O que você acha que os outros mais gostam em você?
O que mais gosta em uma amizade?
O que você mais gosta num grupo?
Sugestões para o debate:
Como foram as discussões do grupo?
Quais os pontos mais importantes levantados?
Quais os pontos semelhantes e divergentes?
Chegada: as boas vindas
Objetivo: Auxiliar na apresentação e memorização dos nomes e características d@s adolescentes que participam do grupo.
Duração: 20 minutos.
Material: Sala ampla e pares de balas doces.
Desenvolvimento:
Trabalho individual:
O facilitador passa um saco contendo os pares de balas doces e pede que cada participante retire uma para si.
Após a distribuição aos participantes, pede que cada um procure seu par (de bala igual) e sente-se ao seu lado.
Trabalho em duplas:
A bala é liberada para ser chupada.
O facilitador orienta para que cada um fale ao seu par sobre o que quiser, por 5 minutos.
Trabalho em grupo:
O facilitador pede que os participantes formem um círculo e que cada um apresente o seu par: nome, idade, trabalho, signo, desejos, enfim, tudo o que descobriu sobre a outra pessoa.
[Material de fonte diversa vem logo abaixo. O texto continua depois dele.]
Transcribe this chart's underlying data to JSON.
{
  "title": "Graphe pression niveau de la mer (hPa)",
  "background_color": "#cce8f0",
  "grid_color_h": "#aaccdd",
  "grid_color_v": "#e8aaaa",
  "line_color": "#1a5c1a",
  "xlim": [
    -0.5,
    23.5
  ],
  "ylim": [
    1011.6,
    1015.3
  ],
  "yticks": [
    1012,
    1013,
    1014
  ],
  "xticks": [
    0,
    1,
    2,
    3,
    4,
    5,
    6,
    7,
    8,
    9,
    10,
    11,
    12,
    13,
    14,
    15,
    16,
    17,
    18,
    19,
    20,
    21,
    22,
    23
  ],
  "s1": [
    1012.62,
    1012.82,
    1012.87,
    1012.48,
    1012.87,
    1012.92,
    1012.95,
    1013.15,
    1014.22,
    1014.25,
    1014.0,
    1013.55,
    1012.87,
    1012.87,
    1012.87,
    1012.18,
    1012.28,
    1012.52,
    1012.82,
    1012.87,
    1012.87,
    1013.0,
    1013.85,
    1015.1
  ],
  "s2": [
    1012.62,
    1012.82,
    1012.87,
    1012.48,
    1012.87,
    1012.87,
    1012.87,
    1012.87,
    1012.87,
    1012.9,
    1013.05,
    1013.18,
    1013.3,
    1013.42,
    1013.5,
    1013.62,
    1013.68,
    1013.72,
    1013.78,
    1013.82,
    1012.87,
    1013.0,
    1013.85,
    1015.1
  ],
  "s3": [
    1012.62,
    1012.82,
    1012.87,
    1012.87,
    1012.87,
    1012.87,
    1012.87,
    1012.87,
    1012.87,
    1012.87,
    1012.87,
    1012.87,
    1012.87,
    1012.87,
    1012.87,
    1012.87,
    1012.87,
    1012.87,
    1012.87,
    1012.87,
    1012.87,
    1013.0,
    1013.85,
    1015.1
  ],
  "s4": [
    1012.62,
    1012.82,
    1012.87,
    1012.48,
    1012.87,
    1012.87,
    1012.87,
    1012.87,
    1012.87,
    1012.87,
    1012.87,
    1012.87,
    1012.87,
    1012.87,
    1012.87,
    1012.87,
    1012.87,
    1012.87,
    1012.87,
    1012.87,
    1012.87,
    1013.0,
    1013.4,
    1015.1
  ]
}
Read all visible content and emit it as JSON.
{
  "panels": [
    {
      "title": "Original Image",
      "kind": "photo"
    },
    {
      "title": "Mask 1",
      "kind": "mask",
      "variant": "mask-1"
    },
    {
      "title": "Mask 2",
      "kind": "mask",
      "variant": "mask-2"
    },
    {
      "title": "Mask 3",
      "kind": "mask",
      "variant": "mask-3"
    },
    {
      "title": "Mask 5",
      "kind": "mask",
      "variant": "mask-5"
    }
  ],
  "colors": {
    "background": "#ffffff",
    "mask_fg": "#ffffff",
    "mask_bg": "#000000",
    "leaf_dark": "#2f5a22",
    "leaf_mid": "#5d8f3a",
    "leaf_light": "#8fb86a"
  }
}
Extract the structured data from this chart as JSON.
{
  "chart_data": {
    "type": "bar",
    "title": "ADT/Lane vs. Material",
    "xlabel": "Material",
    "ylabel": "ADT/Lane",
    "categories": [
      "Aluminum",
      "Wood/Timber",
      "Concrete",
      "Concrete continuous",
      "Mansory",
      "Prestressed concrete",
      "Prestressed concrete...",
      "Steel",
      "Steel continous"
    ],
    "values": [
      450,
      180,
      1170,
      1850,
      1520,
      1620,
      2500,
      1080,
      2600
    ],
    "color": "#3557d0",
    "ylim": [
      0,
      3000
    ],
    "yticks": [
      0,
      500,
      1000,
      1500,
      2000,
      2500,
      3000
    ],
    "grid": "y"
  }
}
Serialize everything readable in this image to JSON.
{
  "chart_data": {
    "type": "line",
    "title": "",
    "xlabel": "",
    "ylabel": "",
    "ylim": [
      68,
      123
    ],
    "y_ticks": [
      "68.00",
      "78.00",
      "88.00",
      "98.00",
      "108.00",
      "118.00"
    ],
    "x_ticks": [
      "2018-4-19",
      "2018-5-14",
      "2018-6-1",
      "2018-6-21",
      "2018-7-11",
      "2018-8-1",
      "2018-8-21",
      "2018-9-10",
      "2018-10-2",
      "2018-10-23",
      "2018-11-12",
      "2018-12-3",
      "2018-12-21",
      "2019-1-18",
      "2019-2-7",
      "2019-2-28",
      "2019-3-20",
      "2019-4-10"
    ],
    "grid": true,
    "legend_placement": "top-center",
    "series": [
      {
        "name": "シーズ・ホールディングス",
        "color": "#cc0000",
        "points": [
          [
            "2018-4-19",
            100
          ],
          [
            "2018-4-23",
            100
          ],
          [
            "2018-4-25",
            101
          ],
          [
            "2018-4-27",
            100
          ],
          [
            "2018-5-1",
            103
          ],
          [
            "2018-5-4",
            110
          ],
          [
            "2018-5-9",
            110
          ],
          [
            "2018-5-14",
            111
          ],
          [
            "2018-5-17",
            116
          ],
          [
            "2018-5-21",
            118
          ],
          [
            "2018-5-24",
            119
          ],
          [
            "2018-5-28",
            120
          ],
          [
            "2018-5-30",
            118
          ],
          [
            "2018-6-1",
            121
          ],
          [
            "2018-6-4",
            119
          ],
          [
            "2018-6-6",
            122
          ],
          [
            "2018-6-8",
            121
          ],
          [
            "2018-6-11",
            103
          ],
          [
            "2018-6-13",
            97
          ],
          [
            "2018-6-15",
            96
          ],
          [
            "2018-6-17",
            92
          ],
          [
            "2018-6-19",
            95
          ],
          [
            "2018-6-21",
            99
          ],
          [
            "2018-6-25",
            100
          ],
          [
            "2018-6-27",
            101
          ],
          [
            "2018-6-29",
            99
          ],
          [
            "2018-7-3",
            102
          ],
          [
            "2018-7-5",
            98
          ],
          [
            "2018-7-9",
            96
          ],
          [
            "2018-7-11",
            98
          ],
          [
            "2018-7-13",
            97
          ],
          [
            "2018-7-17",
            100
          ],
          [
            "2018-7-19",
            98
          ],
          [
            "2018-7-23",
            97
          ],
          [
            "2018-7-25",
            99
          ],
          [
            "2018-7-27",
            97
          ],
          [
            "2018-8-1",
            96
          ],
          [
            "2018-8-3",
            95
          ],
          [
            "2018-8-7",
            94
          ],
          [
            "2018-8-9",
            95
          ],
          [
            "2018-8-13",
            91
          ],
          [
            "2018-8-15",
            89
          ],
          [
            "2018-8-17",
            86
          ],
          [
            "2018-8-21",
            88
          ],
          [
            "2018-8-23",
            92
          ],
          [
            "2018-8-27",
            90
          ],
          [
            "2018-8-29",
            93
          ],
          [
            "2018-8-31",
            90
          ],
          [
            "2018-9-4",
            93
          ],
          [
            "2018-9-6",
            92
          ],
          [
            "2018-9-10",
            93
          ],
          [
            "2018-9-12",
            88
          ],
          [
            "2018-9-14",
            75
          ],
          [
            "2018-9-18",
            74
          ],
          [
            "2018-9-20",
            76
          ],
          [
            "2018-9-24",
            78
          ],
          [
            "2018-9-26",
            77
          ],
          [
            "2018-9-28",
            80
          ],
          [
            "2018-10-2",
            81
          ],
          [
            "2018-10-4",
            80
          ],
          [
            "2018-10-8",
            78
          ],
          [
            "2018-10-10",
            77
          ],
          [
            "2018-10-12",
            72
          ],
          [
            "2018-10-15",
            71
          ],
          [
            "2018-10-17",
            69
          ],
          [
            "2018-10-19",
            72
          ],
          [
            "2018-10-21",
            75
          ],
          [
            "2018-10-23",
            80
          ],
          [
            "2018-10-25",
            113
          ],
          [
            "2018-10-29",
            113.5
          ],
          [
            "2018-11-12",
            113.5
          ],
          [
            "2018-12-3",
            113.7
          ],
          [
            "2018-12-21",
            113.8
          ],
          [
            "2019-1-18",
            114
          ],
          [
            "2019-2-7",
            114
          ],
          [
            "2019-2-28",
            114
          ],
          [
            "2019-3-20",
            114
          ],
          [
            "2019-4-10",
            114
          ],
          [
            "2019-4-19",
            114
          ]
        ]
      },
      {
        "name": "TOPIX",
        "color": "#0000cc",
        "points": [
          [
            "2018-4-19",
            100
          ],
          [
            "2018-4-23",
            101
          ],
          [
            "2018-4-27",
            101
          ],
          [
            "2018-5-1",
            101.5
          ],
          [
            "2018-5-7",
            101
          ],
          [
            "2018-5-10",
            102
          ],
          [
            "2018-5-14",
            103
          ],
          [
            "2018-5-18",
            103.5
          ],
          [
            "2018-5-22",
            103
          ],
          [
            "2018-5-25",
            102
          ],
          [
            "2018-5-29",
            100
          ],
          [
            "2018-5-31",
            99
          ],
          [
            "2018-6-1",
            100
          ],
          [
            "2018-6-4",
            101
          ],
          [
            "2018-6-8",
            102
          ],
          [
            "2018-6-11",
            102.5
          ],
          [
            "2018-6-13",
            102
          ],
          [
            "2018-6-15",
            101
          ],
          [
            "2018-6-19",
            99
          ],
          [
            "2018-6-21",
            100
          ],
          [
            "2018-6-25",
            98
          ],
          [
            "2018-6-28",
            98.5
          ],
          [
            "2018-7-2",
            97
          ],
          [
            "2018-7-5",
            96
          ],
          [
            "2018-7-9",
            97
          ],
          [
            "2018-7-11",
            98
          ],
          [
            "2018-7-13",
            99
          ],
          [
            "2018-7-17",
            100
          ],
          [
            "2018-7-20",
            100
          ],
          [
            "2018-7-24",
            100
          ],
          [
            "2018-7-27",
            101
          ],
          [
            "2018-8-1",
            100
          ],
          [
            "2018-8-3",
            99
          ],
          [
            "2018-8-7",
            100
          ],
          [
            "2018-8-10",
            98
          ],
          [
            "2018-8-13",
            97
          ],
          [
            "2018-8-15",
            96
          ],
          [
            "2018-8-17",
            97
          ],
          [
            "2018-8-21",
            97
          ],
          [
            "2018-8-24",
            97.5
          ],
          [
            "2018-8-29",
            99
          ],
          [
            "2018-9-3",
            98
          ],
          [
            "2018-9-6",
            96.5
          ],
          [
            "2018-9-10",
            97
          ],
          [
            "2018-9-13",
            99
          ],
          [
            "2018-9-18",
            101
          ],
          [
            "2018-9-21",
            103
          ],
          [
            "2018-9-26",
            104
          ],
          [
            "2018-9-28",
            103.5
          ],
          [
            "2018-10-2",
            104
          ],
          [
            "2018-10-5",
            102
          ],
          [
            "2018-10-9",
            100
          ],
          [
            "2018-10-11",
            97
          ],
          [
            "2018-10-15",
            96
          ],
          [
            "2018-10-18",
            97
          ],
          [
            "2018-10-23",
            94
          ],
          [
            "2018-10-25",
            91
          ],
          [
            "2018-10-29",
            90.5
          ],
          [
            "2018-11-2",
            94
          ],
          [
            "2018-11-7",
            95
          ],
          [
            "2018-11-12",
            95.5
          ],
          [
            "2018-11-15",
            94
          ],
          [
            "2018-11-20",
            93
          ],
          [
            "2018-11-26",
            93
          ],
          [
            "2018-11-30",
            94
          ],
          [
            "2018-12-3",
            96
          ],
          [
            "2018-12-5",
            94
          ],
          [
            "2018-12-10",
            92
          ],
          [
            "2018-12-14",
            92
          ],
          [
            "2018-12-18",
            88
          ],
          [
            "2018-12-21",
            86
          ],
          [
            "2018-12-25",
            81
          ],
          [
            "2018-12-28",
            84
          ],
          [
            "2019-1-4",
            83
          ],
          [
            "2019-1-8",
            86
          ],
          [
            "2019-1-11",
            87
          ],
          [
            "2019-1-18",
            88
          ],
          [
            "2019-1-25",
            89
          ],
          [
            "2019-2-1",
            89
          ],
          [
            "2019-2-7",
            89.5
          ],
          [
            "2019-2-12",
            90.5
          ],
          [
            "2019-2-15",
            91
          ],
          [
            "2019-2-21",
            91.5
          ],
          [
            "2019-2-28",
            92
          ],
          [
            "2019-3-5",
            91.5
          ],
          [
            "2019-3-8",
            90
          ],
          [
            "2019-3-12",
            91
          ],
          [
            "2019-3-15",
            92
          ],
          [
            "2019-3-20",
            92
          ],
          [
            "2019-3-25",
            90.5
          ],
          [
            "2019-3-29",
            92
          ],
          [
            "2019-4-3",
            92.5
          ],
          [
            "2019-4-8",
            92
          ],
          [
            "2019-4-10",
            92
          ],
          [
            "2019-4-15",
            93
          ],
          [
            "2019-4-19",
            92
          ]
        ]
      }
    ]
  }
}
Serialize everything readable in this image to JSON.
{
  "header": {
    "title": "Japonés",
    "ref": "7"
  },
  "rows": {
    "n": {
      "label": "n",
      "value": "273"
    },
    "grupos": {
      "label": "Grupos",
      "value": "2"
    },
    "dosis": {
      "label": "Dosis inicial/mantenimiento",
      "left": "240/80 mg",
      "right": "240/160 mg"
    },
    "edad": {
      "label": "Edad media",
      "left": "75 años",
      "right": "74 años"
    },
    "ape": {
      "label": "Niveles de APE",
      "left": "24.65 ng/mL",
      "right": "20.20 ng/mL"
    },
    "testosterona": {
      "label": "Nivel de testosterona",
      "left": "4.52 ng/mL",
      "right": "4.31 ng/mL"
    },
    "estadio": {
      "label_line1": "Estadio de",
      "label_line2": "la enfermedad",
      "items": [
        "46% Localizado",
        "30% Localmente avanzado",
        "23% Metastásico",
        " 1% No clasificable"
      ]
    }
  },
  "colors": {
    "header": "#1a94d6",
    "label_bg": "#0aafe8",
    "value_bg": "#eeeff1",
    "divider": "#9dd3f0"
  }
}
É ressaltada a importância de todos estarem atentos às apresentações, pois todos merecem e precisam ser bem recebidos.
Sugestões para reflexão:
Qual o seu sentimento frente ao desconhecido?
Quais as características comuns ao grupo?
Resultados esperados:
Integração do grupo pela apresentação.
Descontração do grupo para iniciar os trabalhos.